Angeli Mattia, Neofotistos Georgios, Mattheakis Marios, Kaxiras Efthimios
John A. Paulson School of Engineering and Applied Sciences, Harvard University, Cambridge, MA 02138, USA.
Department of Physics, Harvard University, Cambridge, MA 02138, USA.
Chaos Solitons Fractals. 2022 Jan;154:111621. doi: 10.1016/j.chaos.2021.111621. Epub 2021 Nov 19.

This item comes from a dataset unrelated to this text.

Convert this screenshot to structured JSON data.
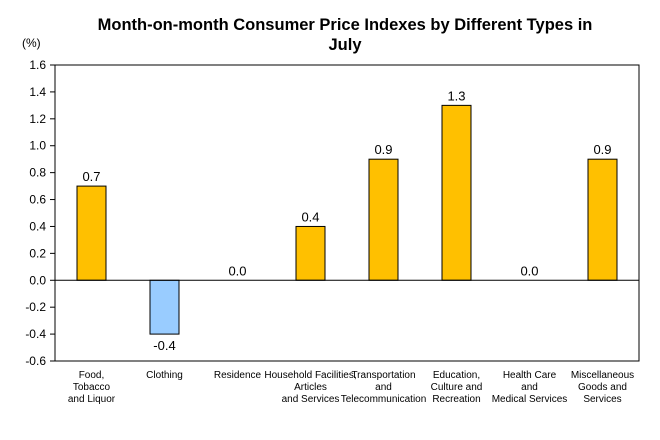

Population-wide vaccination is critical for containing the SARS-CoV-2 (COVID-19) pandemic when combined with restrictive and prevention measures. In this study we introduce SAIVR, a mathematical model able to forecast the COVID-19 epidemic evolution during the vaccination campaign. SAIVR extends the widely used Susceptible-Infectious-Removed (SIR) model by considering the Asymptomatic (A) and Vaccinated (V) compartments. The model contains several parameters and initial conditions that are estimated by employing a semi-supervised machine learning procedure. After training an unsupervised neural network to solve the SAIVR differential equations, a supervised framework then estimates the optimal conditions and parameters that best fit recent infectious curves of 27 countries. Instructed by these results, we performed an extensive study on the temporal evolution of the pandemic under varying values of roll-out daily rates, vaccine efficacy, and a broad range of societal vaccine hesitancy/denial levels. The concept of herd immunity is questioned by studying future scenarios which involve different vaccination efforts and more infectious COVID-19 variants.
在与限制和预防措施相结合时,全人群疫苗接种对于遏制严重急性呼吸综合征冠状病毒2(SARS-CoV-2,即新冠病毒)大流行至关重要。在本研究中,我们引入了SAIVR,这是一个能够预测疫苗接种运动期间新冠疫情演变的数学模型。SAIVR通过考虑无症状(A)和接种疫苗(V)人群,扩展了广泛使用的易感-感染-康复(SIR)模型。该模型包含几个参数和初始条件,这些参数和初始条件通过采用半监督机器学习程序进行估计。在训练一个无监督神经网络以求解SAIVR微分方程之后,一个有监督框架随后估计最符合27个国家近期感染曲线的最优条件和参数。受这些结果的指导,我们针对不同的每日疫苗接种率、疫苗效力以及广泛的社会疫苗犹豫/拒绝水平值,对大流行的时间演变进行了广泛研究。通过研究涉及不同疫苗接种努力和更具传染性的新冠病毒变体的未来情景,群体免疫的概念受到了质疑。